Should I buy a house now or wait for a recession? ›

And as you might imagine, recessions are a risky time to buy a home. If you lose your job, for example, a lender will be much less likely to approve your loan application. Even if a recession doesn't affect you directly, if your area is hard-hit, that could have a serious effect on the local real estate market.

Will UK house prices go down in 2024? ›

House price predictions

Estate agent Savills predicts that UK property prices will fall by 3% in 2024, before recovering in 2025 and rising by 3.5% Lloyds Bank has forecast a further 2.4% decrease in house prices over 2024. It expects prices to then recover slightly in 2025.

What not to do in a recession? ›

Don't: Take On High-Interest Debt

It's best to avoid racking up high-interest debt during a recession.
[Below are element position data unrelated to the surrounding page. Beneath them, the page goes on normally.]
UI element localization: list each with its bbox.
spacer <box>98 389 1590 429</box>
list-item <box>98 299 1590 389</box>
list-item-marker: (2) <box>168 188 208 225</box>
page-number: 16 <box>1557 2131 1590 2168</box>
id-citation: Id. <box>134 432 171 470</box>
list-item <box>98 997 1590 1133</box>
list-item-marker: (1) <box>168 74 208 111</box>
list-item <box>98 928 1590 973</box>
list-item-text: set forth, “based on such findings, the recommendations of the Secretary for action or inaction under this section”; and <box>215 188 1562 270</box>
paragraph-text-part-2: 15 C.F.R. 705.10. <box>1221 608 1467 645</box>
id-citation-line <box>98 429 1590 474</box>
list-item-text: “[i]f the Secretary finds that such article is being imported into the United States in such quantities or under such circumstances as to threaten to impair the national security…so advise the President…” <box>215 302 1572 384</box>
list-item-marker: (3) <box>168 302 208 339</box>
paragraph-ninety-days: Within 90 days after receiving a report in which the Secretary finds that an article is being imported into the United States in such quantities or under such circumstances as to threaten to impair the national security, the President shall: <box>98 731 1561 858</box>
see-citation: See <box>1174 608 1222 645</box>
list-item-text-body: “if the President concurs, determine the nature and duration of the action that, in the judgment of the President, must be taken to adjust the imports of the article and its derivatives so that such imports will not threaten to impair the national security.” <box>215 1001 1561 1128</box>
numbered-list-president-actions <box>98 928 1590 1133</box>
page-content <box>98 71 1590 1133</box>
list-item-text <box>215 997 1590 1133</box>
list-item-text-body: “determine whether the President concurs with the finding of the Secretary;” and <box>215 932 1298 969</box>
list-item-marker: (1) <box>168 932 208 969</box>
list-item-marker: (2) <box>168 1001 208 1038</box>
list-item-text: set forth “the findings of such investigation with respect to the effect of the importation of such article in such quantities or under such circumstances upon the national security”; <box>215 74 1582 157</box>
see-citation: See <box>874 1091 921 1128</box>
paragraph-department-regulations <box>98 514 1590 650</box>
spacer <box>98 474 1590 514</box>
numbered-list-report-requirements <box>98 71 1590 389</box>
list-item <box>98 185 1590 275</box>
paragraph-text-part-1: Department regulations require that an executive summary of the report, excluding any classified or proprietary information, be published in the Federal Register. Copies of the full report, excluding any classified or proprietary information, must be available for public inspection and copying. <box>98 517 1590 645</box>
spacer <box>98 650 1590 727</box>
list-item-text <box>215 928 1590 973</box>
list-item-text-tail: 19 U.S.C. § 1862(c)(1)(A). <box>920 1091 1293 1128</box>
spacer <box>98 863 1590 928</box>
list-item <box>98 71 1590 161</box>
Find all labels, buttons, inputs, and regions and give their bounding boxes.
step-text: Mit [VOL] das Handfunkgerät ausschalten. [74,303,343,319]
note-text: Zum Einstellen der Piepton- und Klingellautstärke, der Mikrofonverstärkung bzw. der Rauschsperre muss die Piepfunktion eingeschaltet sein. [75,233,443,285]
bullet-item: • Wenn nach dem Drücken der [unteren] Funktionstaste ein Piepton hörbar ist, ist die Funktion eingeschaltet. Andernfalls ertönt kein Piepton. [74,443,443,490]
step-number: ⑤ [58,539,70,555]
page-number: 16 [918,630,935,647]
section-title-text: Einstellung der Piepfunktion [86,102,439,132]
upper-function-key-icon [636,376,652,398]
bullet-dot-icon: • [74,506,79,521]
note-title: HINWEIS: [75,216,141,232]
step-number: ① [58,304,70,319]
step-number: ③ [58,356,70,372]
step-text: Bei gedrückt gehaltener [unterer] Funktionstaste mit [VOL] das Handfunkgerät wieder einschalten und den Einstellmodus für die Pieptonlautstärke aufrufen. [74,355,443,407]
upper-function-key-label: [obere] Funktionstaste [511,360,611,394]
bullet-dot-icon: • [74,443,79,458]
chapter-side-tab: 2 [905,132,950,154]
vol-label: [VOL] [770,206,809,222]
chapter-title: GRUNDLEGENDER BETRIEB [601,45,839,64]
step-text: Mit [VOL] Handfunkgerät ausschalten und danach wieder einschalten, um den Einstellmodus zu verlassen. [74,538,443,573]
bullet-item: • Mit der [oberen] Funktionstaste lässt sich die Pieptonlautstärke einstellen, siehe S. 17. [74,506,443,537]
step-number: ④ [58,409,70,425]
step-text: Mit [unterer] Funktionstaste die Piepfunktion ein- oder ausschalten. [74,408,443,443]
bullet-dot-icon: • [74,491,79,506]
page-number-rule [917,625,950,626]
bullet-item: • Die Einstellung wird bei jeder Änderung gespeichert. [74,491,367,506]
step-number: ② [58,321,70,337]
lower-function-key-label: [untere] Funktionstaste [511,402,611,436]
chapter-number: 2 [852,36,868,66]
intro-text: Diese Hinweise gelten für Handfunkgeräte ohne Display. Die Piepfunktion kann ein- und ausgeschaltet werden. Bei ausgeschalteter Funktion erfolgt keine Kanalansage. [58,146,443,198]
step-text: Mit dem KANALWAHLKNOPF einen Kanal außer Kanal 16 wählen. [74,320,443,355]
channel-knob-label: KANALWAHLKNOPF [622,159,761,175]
In fact, the smart move is to slash high-interest debt so you've got more cash on hand. Chances are your highest-interest debt is credit card debt.

Should I take my money out of the bank before a recession? ›

Your money is safe in a bank, even during an economic decline like a recession. Up to $250,000 per depositor, per account ownership category, is protected by the FDIC or NCUA at a federally insured financial institution.

What happens to my mortgage if the economy collapses? ›

But bills—including your mortgage payment—will continue to come due, and you'll still be responsible for paying them. A mortgage lender may, however, agree to suspend or reduce your payments or hold off on foreclosure if you're experiencing a financial hardship.

What happens to mortgage rates when the market crashes? ›

If there is a downturn in the economy, mortgage interest rates will very certainly fall to about 4 percent or even lower. If it does, it could be a good time to hold off and save some money, especially for first-time homeowners.

What happened to mortgage rates in 2008? ›

For example, the 2008 recession saw a 30-year mortgage peak of 6.63%. The current 30-year rate, as of this writing, is at 5.30% but we'll see how recession fears impact this.

What happens to homeownership rates during a recession? ›

Rising interest rates typically raise the cost of obtaining a mortgage to purchase a home. This, in turn, reduces market demand for homes. Home prices might also change during a recession. While the cost of financing a home typically rises when interest rates rise, home prices may fall.

What will UK interest rates do in 2024? ›

In 2024, interest rates in the UK are anticipated to start a downward trend from the current level of 5.25%, with financial markets expecting cuts leading to rates around 4-4.25% by year-end.